(Agence Ecofin) - Bien plus que 45 millions de dollars, c’est la crédibilité même du modèle de financement africain qui se joue dans ce bras de fer discret entre une institution panafricaine et l’un des pays les plus endettés du continent.
La Zambie pourrait enfin trouver une issue au long feuilleton de sa restructuration de dette. Le secrétaire au Trésor, Felix Nkulukusa (photo), a annoncé lundi 27 octobre 2025 qu’un tiers s’est déclaré prêt à reprendre la dette du pays envers la Banque africaine d’import-export (Afreximbank), ouvrant la voie à un compromis après des mois d’impasse.
Le montant en jeu – environ 45 millions de dollars, selon le think tank britannique ODI – reste modeste à l’échelle des 13 milliards de dollars de dette extérieure de Lusaka. Mais le dossier Afreximbank symbolise un affrontement autour du statut juridique des banques multilatérales africaines dans les restructurations de dette souveraine : celui de créancier privilégié, selon lequel, même lorsqu’un pays renégocie sa dette, ces institutions doivent être remboursées en priorité et ne peuvent être contraintes à réduire ou différer leurs créances.
Un différend qui paralyse la restructuration
Depuis plus d’un an, le gouvernement zambien et ses créanciers s’opposent sur la question de savoir si Afreximbank doit ou non être incluse dans la restructuration au même titre que les autres créanciers.
Lusaka, appuyée par le Club de Paris et le Comité des créanciers officiels (OCC), estime que les prêts de la banque panafricaine basée au Caire doivent être restructurés selon le principe de comparabilité de traitement. Ce principe, fondamental dans les accords du Club de Paris, impose qu’aucun créancier ne bénéficie d’un traitement plus favorable qu’un autre lors d’une restructuration. Autrement dit, si les créanciers bilatéraux ou privés acceptent un allègement de dette, les institutions régionales comme Afreximbank doivent consentir à des conditions « comparables » afin de garantir l’équité de l’ensemble du processus.
Afreximbank revendique son statut de créancier privilégié, un régime généralement réservé aux institutions multilatérales de développement comme la Banque mondiale ou la BAD, ce qui la protégerait de toute décote « haircut ». C’est précisément cette divergence d’interprétation juridique qui bloque depuis des mois la conclusion de l’accord global de la Zambie.
Selon Nkulukusa, la banque aurait menacé d’un recours à l’arbitrage international, sans avoir encore donné suite.
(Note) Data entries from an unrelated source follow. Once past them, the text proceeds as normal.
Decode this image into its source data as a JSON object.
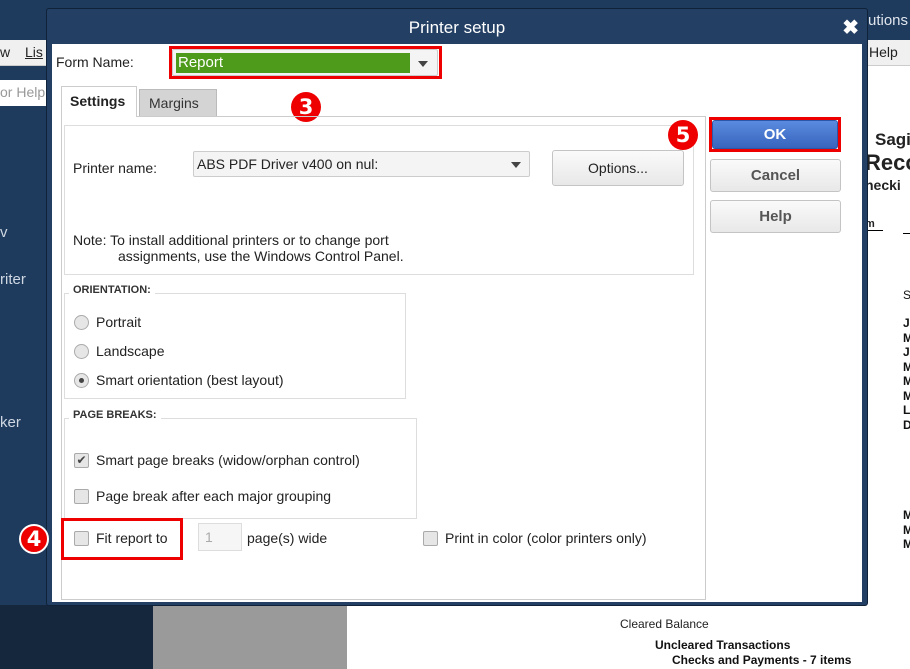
{
  "background": {
    "app_title_fragment": "utions",
    "menu_fragments": [
      "w",
      "Lis",
      "Help"
    ],
    "search_placeholder_fragment": "or Help",
    "sidebar_fragments": [
      "v",
      "riter",
      "ker"
    ],
    "report": {
      "company_fragment": "Sagi",
      "title_fragment": "Reco",
      "account_fragment": "hecki",
      "column_fragment": "m",
      "row_initials": [
        "S",
        "J",
        "M",
        "J",
        "M",
        "M",
        "M",
        "L",
        "D",
        "M",
        "M",
        "M"
      ],
      "cleared_balance": "Cleared Balance",
      "uncleared_transactions": "Uncleared Transactions",
      "checks_payments": "Checks and Payments - 7 items"
    }
  },
  "dialog": {
    "title": "Printer setup",
    "close_icon": "close-x",
    "form_name_label": "Form Name:",
    "form_name_value": "Report",
    "form_name_highlight": "#4e9a1a",
    "tabs": [
      {
        "label": "Settings",
        "active": true
      },
      {
        "label": "Margins",
        "active": false
      }
    ],
    "printer_name_label": "Printer name:",
    "printer_name_value": "ABS PDF Driver v400 on nul:",
    "options_button": "Options...",
    "note_line1": "Note: To install additional printers or to change port",
    "note_line2": "assignments, use the Windows Control Panel.",
    "orientation": {
      "title": "ORIENTATION:",
      "options": [
        {
          "label": "Portrait",
          "selected": false
        },
        {
          "label": "Landscape",
          "selected": false
        },
        {
          "label": "Smart orientation (best layout)",
          "selected": true
        }
      ]
    },
    "page_breaks": {
      "title": "PAGE BREAKS:",
      "options": [
        {
          "label": "Smart page breaks (widow/orphan control)",
          "checked": true
        },
        {
          "label": "Page break after each major grouping",
          "checked": false
        }
      ]
    },
    "fit_report_label": "Fit report to",
    "fit_report_checked": false,
    "fit_pages_value": "1",
    "fit_pages_suffix": "page(s) wide",
    "print_color_label": "Print in color (color printers only)",
    "print_color_checked": false,
    "buttons": {
      "ok": "OK",
      "cancel": "Cancel",
      "help": "Help"
    },
    "ok_color": "#3f73c8"
  },
  "annotations": {
    "step3": "3",
    "step4": "4",
    "step5": "5",
    "highlight_color": "#e00000"
  }
}
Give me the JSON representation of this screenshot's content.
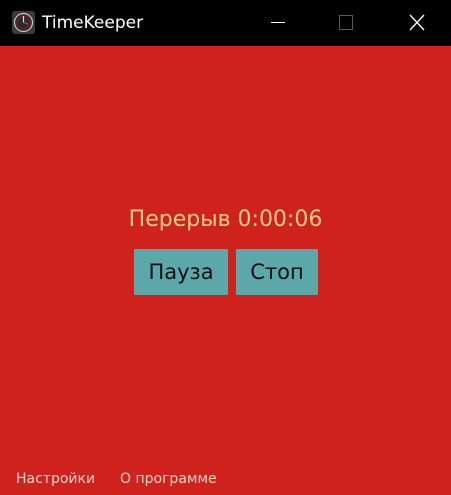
{
  "window": {
    "title": "TimeKeeper",
    "icon": "clock-icon"
  },
  "titlebar_controls": {
    "minimize_icon": "minimize-icon",
    "maximize_icon": "maximize-icon",
    "close_icon": "close-icon"
  },
  "timer": {
    "status_text": "Перерыв 0:00:06"
  },
  "buttons": {
    "pause_label": "Пауза",
    "stop_label": "Стоп"
  },
  "footer": {
    "settings_label": "Настройки",
    "about_label": "О программе"
  },
  "colors": {
    "background": "#cf221d",
    "status_text": "#f5cf86",
    "button_bg": "#5ba7a9",
    "titlebar_bg": "#000000"
  }
}
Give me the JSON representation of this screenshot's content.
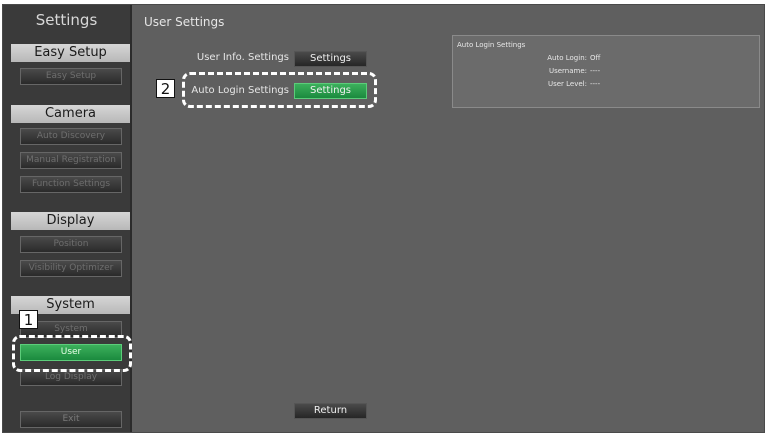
{
  "sidebar": {
    "title": "Settings",
    "sections": [
      {
        "header": "Easy Setup",
        "items": [
          "Easy Setup"
        ]
      },
      {
        "header": "Camera",
        "items": [
          "Auto Discovery",
          "Manual Registration",
          "Function Settings"
        ]
      },
      {
        "header": "Display",
        "items": [
          "Position",
          "Visibility Optimizer"
        ]
      },
      {
        "header": "System",
        "items": [
          "System",
          "User",
          "Log Display"
        ]
      }
    ],
    "exit_label": "Exit",
    "active_item": "User"
  },
  "main": {
    "title": "User Settings",
    "rows": [
      {
        "label": "User Info. Settings",
        "button": "Settings"
      },
      {
        "label": "Auto Login Settings",
        "button": "Settings"
      }
    ],
    "return_label": "Return"
  },
  "info_panel": {
    "title": "Auto Login Settings",
    "fields": [
      {
        "key": "Auto Login:",
        "value": "Off"
      },
      {
        "key": "Username:",
        "value": "----"
      },
      {
        "key": "User Level:",
        "value": "----"
      }
    ]
  },
  "callouts": [
    "1",
    "2"
  ],
  "colors": {
    "active_green": "#2a9e4c",
    "background": "#5f5f5f",
    "sidebar": "#3a3a3a"
  }
}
L’entrée en jeu d’un tiers – dont l’identité n’a pas été dévoilée – offrirait donc une alternative : la Zambie transférerait la créance, puis restructurerait la dette selon les règles du Club de Paris, sans heurter frontalement Afreximbank.
Un test pour l’architecture financière africaine
Derrière le bras de fer, c’est toute la question du rôle et du statut des banques multilatérales africaines qui se trouve posée.
Afreximbank et la Banque de commerce et de développement de l’Afrique orientale et australe (TDB), confrontées à des situations similaires au Ghana et au Malawi, redoutent qu’une inclusion dans les restructurations ne fragilise leur accès aux marchés internationaux.
Les agences de notation partagent cette inquiétude : Fitch a récemment abaissé la note d’Afreximbank à BBB-, citant l’exposition croissante aux États africains en difficulté.
Pour les États débiteurs, à l’inverse, le précédent zambien pourrait redéfinir la hiérarchie des créanciers en Afrique et accélérer la refonte d’une architecture financière plus équilibrée.
Une issue encore incertaine
Si le mécanisme de cession aboutit, la Zambie pourrait clore un chapitre douloureux de cinq ans de défaut, amorcé en 2020.
Mais rien n’est encore joué : Afreximbank n’a pas confirmé son accord, et le Club de Paris attend une preuve de comparabilité avant de valider définitivement l’accord global.
Selon des sources proches du dossier, la résolution complète pourrait s’étendre jusqu’en 2026, ce qui retarderait encore le retour de Lusaka sur les marchés internationaux.